Much of what I learned — from the history of China’s surprisingly flexible one-child policy to the interpretation to be given to the government’s current “common prosperity” slogan —, I owe to my Chinese interlocutors having made the formidable effort of learning a language extremely distant from their own. Together with maths and Chinese, English is and, I am told, will remain notwithstanding some recent nationalist fever, one of the three compulsory subjects for admission to higher education all over China.

Yet direct communication remains laborious with many academics and virtually impossible with most non-academics. No wonder: between my arrival and my departure, I saw tens of thousands of faces, but only two that could pass as non-Chinese and might have provided the locals with an opportunity to practice their English.

This has not prevented my intense visit from leaving me with the strengthened conviction that there is no satisfactory substitute to spending some time in a country, far away from tourist traps, and talking directly, face to face, in confidence, with some of its inhabitants.

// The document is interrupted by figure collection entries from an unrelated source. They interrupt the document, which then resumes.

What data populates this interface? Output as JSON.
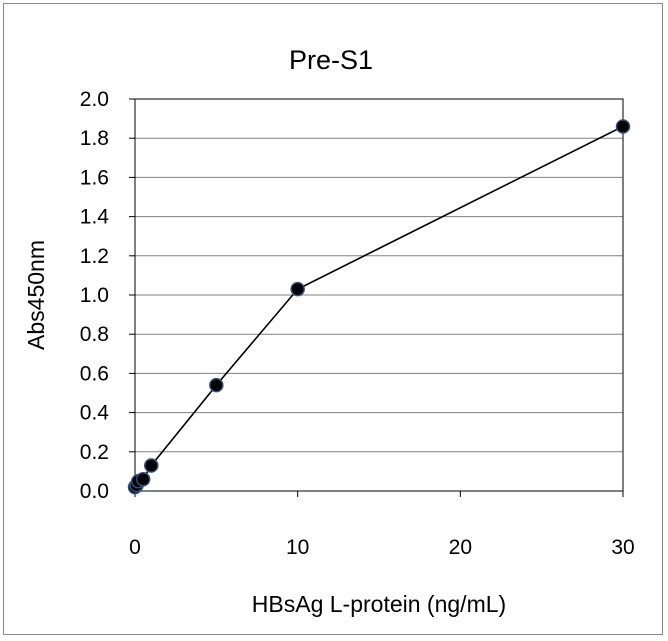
{
  "chart_data": {
    "type": "line",
    "title": "Pre-S1",
    "xlabel": "HBsAg L-protein (ng/mL)",
    "ylabel": "Abs450nm",
    "xlim": [
      0,
      30
    ],
    "ylim": [
      0,
      2.0
    ],
    "xticks": [
      "0",
      "10",
      "20",
      "30"
    ],
    "yticks": [
      "0.0",
      "0.2",
      "0.4",
      "0.6",
      "0.8",
      "1.0",
      "1.2",
      "1.4",
      "1.6",
      "1.8",
      "2.0"
    ],
    "grid": "horizontal",
    "series": [
      {
        "x": [
          0,
          0.1,
          0.2,
          0.5,
          1,
          5,
          10,
          30
        ],
        "y": [
          0.02,
          0.03,
          0.05,
          0.06,
          0.13,
          0.54,
          1.03,
          1.86
        ]
      }
    ],
    "colors": {
      "line": "#000000",
      "marker": "#000000",
      "marker_edge": "#2f4f7f"
    }
  }
}
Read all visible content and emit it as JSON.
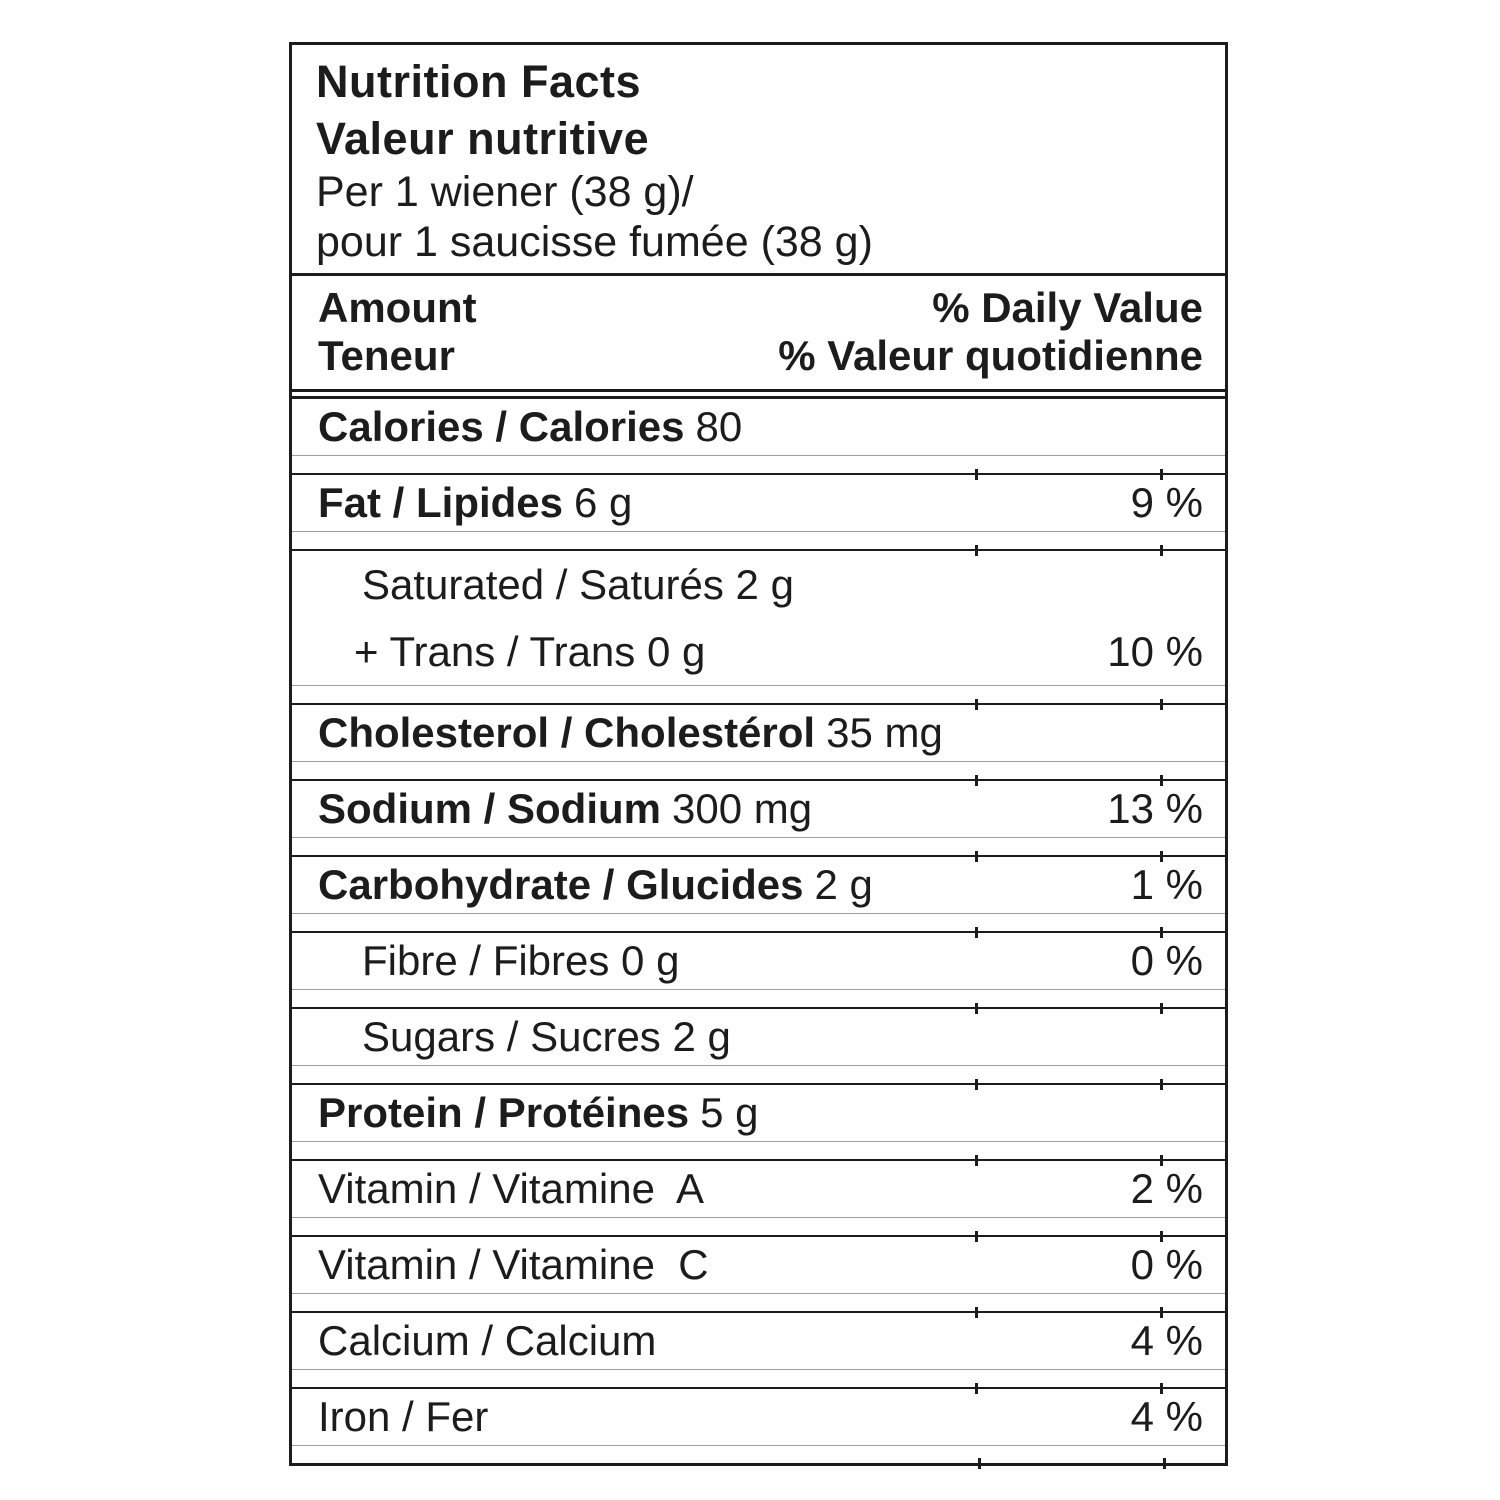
{
  "label": {
    "header": {
      "title_en": "Nutrition Facts",
      "title_fr": "Valeur nutritive",
      "serving_en": "Per 1 wiener (38 g)/",
      "serving_fr": "pour 1 saucisse fumée (38 g)"
    },
    "amount_header": {
      "amount_en": "Amount",
      "amount_fr": "Teneur",
      "daily_value_en": "% Daily Value",
      "daily_value_fr": "% Valeur quotidienne"
    },
    "rows": [
      {
        "lines": [
          {
            "label": "Calories / Calories",
            "bold": true,
            "value": "80",
            "percent": "",
            "indent": 0
          }
        ]
      },
      {
        "lines": [
          {
            "label": "Fat / Lipides",
            "bold": true,
            "value": "6 g",
            "percent": "9 %",
            "indent": 0
          }
        ]
      },
      {
        "lines": [
          {
            "label": "Saturated / Saturés 2 g",
            "bold": false,
            "value": "",
            "percent": "",
            "indent": 1
          },
          {
            "label": "+ Trans / Trans 0 g",
            "bold": false,
            "value": "",
            "percent": "10 %",
            "indent": 2
          }
        ]
      },
      {
        "lines": [
          {
            "label": "Cholesterol / Cholestérol",
            "bold": true,
            "value": "35 mg",
            "percent": "",
            "indent": 0
          }
        ]
      },
      {
        "lines": [
          {
            "label": "Sodium / Sodium",
            "bold": true,
            "value": "300 mg",
            "percent": "13 %",
            "indent": 0
          }
        ]
      },
      {
        "lines": [
          {
            "label": "Carbohydrate / Glucides",
            "bold": true,
            "value": "2 g",
            "percent": "1 %",
            "indent": 0
          }
        ]
      },
      {
        "lines": [
          {
            "label": "Fibre / Fibres 0 g",
            "bold": false,
            "value": "",
            "percent": "0 %",
            "indent": 1
          }
        ]
      },
      {
        "lines": [
          {
            "label": "Sugars / Sucres 2 g",
            "bold": false,
            "value": "",
            "percent": "",
            "indent": 1
          }
        ]
      },
      {
        "lines": [
          {
            "label": "Protein / Protéines",
            "bold": true,
            "value": "5 g",
            "percent": "",
            "indent": 0
          }
        ]
      },
      {
        "lines": [
          {
            "label": "Vitamin / Vitamine  A",
            "bold": false,
            "value": "",
            "percent": "2 %",
            "indent": 0
          }
        ]
      },
      {
        "lines": [
          {
            "label": "Vitamin / Vitamine  C",
            "bold": false,
            "value": "",
            "percent": "0 %",
            "indent": 0
          }
        ]
      },
      {
        "lines": [
          {
            "label": "Calcium / Calcium",
            "bold": false,
            "value": "",
            "percent": "4 %",
            "indent": 0
          }
        ]
      },
      {
        "lines": [
          {
            "label": "Iron / Fer",
            "bold": false,
            "value": "",
            "percent": "4 %",
            "indent": 0
          }
        ]
      }
    ]
  },
  "colors": {
    "ink": "#1c1c1c",
    "thin_rule": "#9e9e9e",
    "background": "#ffffff"
  }
}
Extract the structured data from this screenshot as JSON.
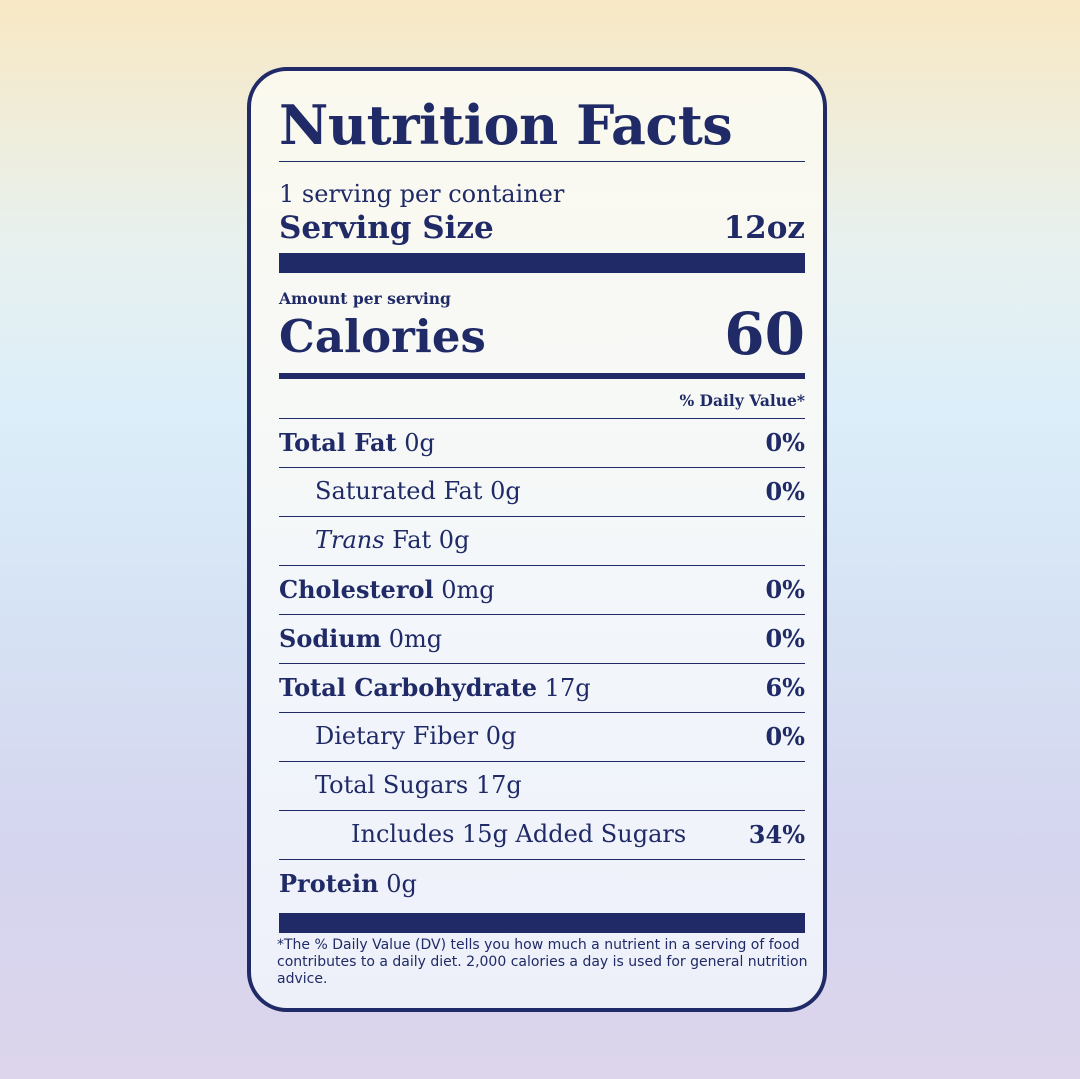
{
  "label": {
    "title": "Nutrition Facts",
    "servings_per_container": "1 serving per container",
    "serving_size_label": "Serving Size",
    "serving_size_value": "12oz",
    "amount_per_serving": "Amount per serving",
    "calories_label": "Calories",
    "calories_value": "60",
    "daily_value_header": "% Daily Value*",
    "rows": [
      {
        "name": "Total Fat",
        "amount": " 0g",
        "dv": "0%",
        "bold": true,
        "italic_prefix": "",
        "level": 0
      },
      {
        "name": "Saturated Fat",
        "amount": " 0g",
        "dv": "0%",
        "bold": false,
        "italic_prefix": "",
        "level": 1
      },
      {
        "name": " Fat",
        "amount": " 0g",
        "dv": "",
        "bold": false,
        "italic_prefix": "Trans",
        "level": 1
      },
      {
        "name": "Cholesterol",
        "amount": " 0mg",
        "dv": "0%",
        "bold": true,
        "italic_prefix": "",
        "level": 0
      },
      {
        "name": "Sodium",
        "amount": " 0mg",
        "dv": "0%",
        "bold": true,
        "italic_prefix": "",
        "level": 0
      },
      {
        "name": "Total Carbohydrate",
        "amount": " 17g",
        "dv": "6%",
        "bold": true,
        "italic_prefix": "",
        "level": 0
      },
      {
        "name": "Dietary Fiber",
        "amount": " 0g",
        "dv": "0%",
        "bold": false,
        "italic_prefix": "",
        "level": 1
      },
      {
        "name": "Total Sugars",
        "amount": " 17g",
        "dv": "",
        "bold": false,
        "italic_prefix": "",
        "level": 1
      },
      {
        "name": "Includes 15g Added Sugars",
        "amount": "",
        "dv": "34%",
        "bold": false,
        "italic_prefix": "",
        "level": 2
      },
      {
        "name": "Protein",
        "amount": " 0g",
        "dv": "",
        "bold": true,
        "italic_prefix": "",
        "level": 0
      }
    ],
    "footnote": "*The % Daily Value (DV) tells you how much a nutrient in a serving of food contributes to a daily diet. 2,000 calories a day is used for general nutrition advice."
  },
  "colors": {
    "ink": "#1f2a66",
    "label_background": "#f7f9f7"
  }
}
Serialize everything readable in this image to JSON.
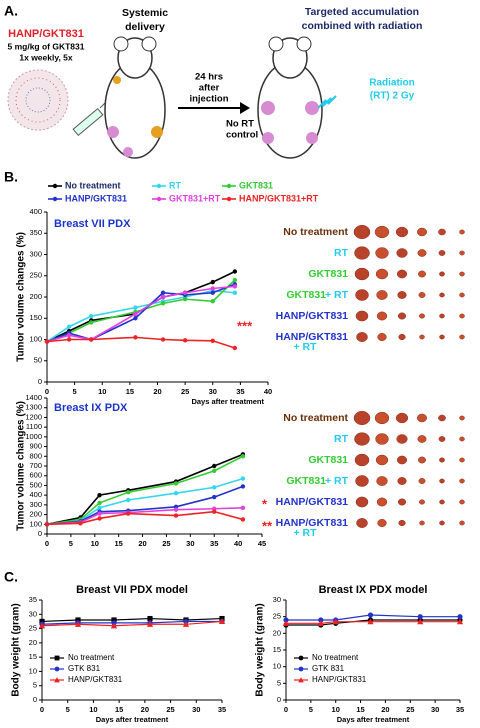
{
  "panel_labels": [
    "A.",
    "B.",
    "C."
  ],
  "schematic": {
    "formulation": "HANP/GKT831",
    "dose": "5 mg/kg  of GKT831",
    "schedule": "1x weekly, 5x",
    "delivery": [
      "Systemic",
      "delivery"
    ],
    "wait": [
      "24 hrs",
      "after",
      "injection"
    ],
    "control": [
      "No RT",
      "control"
    ],
    "accumulation": [
      "Targeted accumulation",
      "combined with radiation"
    ],
    "radiation": [
      "Radiation",
      "(RT) 2 Gy"
    ]
  },
  "chart_data": [
    {
      "type": "line",
      "title": "Breast VII PDX",
      "x_label": "Days after treatment",
      "y_label": "Tumor volume changes (%)",
      "x": [
        0,
        4,
        8,
        16,
        21,
        25,
        30,
        34
      ],
      "xlim": [
        0,
        40
      ],
      "xticks": [
        0,
        5,
        10,
        15,
        20,
        25,
        30,
        35,
        40
      ],
      "ylim": [
        0,
        400
      ],
      "yticks": [
        0,
        50,
        100,
        150,
        200,
        250,
        300,
        350,
        400
      ],
      "series": [
        {
          "name": "No treatment",
          "color": "#000000",
          "values": [
            95,
            120,
            145,
            160,
            200,
            210,
            235,
            260
          ]
        },
        {
          "name": "RT",
          "color": "#33d6f0",
          "values": [
            95,
            130,
            155,
            175,
            190,
            200,
            215,
            210
          ]
        },
        {
          "name": "GKT831",
          "color": "#33cc33",
          "values": [
            95,
            115,
            140,
            165,
            185,
            195,
            190,
            240
          ]
        },
        {
          "name": "HANP/GKT831",
          "color": "#2233cc",
          "values": [
            95,
            115,
            100,
            150,
            210,
            205,
            210,
            230
          ]
        },
        {
          "name": "GKT831+RT",
          "color": "#e040e0",
          "values": [
            95,
            110,
            100,
            160,
            200,
            210,
            220,
            225
          ]
        },
        {
          "name": "HANP/GKT831+RT",
          "color": "#ee2222",
          "values": [
            95,
            100,
            100,
            105,
            100,
            98,
            97,
            80
          ]
        }
      ],
      "annotations": [
        "***"
      ]
    },
    {
      "type": "line",
      "title": "Breast IX PDX",
      "y_label": "Tumor volume changes (%)",
      "x": [
        0,
        7,
        11,
        17,
        27,
        35,
        41
      ],
      "xlim": [
        0,
        45
      ],
      "xticks": [
        0,
        5,
        10,
        15,
        20,
        25,
        30,
        35,
        40,
        45
      ],
      "ylim": [
        0,
        1400
      ],
      "yticks": [
        0,
        100,
        200,
        300,
        400,
        500,
        600,
        700,
        800,
        900,
        1000,
        1100,
        1200,
        1300,
        1400
      ],
      "series": [
        {
          "color": "#000000",
          "values": [
            100,
            170,
            400,
            450,
            540,
            700,
            820
          ]
        },
        {
          "color": "#33d6f0",
          "values": [
            100,
            140,
            270,
            350,
            420,
            480,
            570
          ]
        },
        {
          "color": "#33cc33",
          "values": [
            100,
            150,
            320,
            430,
            520,
            650,
            800
          ]
        },
        {
          "color": "#2233cc",
          "values": [
            100,
            130,
            230,
            240,
            280,
            380,
            490
          ]
        },
        {
          "color": "#e040e0",
          "values": [
            100,
            120,
            210,
            220,
            250,
            260,
            270
          ]
        },
        {
          "color": "#ee2222",
          "values": [
            100,
            110,
            160,
            210,
            190,
            230,
            150
          ]
        }
      ],
      "annotations": [
        "*",
        "**"
      ]
    },
    {
      "type": "line",
      "title": "Breast VII PDX model",
      "x_label": "Days after treatment",
      "y_label": "Body weight (gram)",
      "x": [
        0,
        7,
        14,
        21,
        28,
        35
      ],
      "xlim": [
        0,
        35
      ],
      "xticks": [
        0,
        5,
        10,
        15,
        20,
        25,
        30,
        35
      ],
      "ylim": [
        0,
        35
      ],
      "yticks": [
        0,
        5,
        10,
        15,
        20,
        25,
        30,
        35
      ],
      "legend": "lower left",
      "series": [
        {
          "name": "No treatment",
          "color": "#000000",
          "marker": "square",
          "values": [
            27.5,
            28,
            28,
            28.5,
            28,
            28.5
          ]
        },
        {
          "name": "GTK 831",
          "color": "#2233cc",
          "marker": "circle",
          "values": [
            26.5,
            27,
            27,
            27,
            27.5,
            27.5
          ]
        },
        {
          "name": "HANP/GKT831",
          "color": "#ee2222",
          "marker": "triangle",
          "values": [
            26,
            26.5,
            26,
            26.5,
            26.5,
            27.5
          ]
        }
      ]
    },
    {
      "type": "line",
      "title": "Breast IX PDX model",
      "x_label": "Days after treatment",
      "y_label": "Body weight (gram)",
      "x": [
        0,
        7,
        10,
        17,
        27,
        35
      ],
      "xlim": [
        0,
        35
      ],
      "xticks": [
        0,
        5,
        10,
        15,
        20,
        25,
        30,
        35
      ],
      "ylim": [
        0,
        30
      ],
      "yticks": [
        0,
        5,
        10,
        15,
        20,
        25,
        30
      ],
      "legend": "lower left",
      "series": [
        {
          "name": "No treatment",
          "color": "#000000",
          "marker": "circle",
          "values": [
            22.5,
            22.5,
            23,
            24,
            24,
            24
          ]
        },
        {
          "name": "GTK 831",
          "color": "#2233cc",
          "marker": "circle",
          "values": [
            24,
            24,
            24,
            25.5,
            25,
            25
          ]
        },
        {
          "name": "HANP/GKT831",
          "color": "#ee2222",
          "marker": "triangle",
          "values": [
            23,
            23,
            23.5,
            23.5,
            23.5,
            23.5
          ]
        }
      ]
    }
  ],
  "tumor_photos": [
    [
      [
        {
          "text": "No treatment",
          "color": "#6b2e0a"
        }
      ],
      [
        {
          "text": "RT",
          "color": "#22ccee"
        }
      ],
      [
        {
          "text": "GKT831",
          "color": "#33cc33"
        }
      ],
      [
        {
          "text": "GKT831",
          "color": "#33cc33"
        },
        {
          "text": "+ RT",
          "color": "#22ccee"
        }
      ],
      [
        {
          "text": "HANP/GKT831",
          "color": "#2233cc"
        }
      ],
      [
        {
          "text": "HANP/GKT831",
          "color": "#2233cc"
        },
        {
          "text": "+ RT",
          "color": "#22ccee"
        }
      ]
    ],
    [
      [
        {
          "text": "No treatment",
          "color": "#6b2e0a"
        }
      ],
      [
        {
          "text": "RT",
          "color": "#22ccee"
        }
      ],
      [
        {
          "text": "GKT831",
          "color": "#33cc33"
        }
      ],
      [
        {
          "text": "GKT831",
          "color": "#33cc33"
        },
        {
          "text": "+ RT",
          "color": "#22ccee"
        }
      ],
      [
        {
          "text": "HANP/GKT831",
          "color": "#2233cc"
        }
      ],
      [
        {
          "text": "HANP/GKT831",
          "color": "#2233cc"
        },
        {
          "text": "+ RT",
          "color": "#22ccee"
        }
      ]
    ]
  ]
}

There is no better way of understanding — thanks to the countless questions they kindly answer — their hopes and fears and how these are shaped by their perceptions of the past, present and future, at home and abroad. There is no better way of creating bonds of cross-border mutual understanding, friendship, fraternity. True, it involves a handsome cost, financial and ecological and even, at my age, physical. But it is well worth it.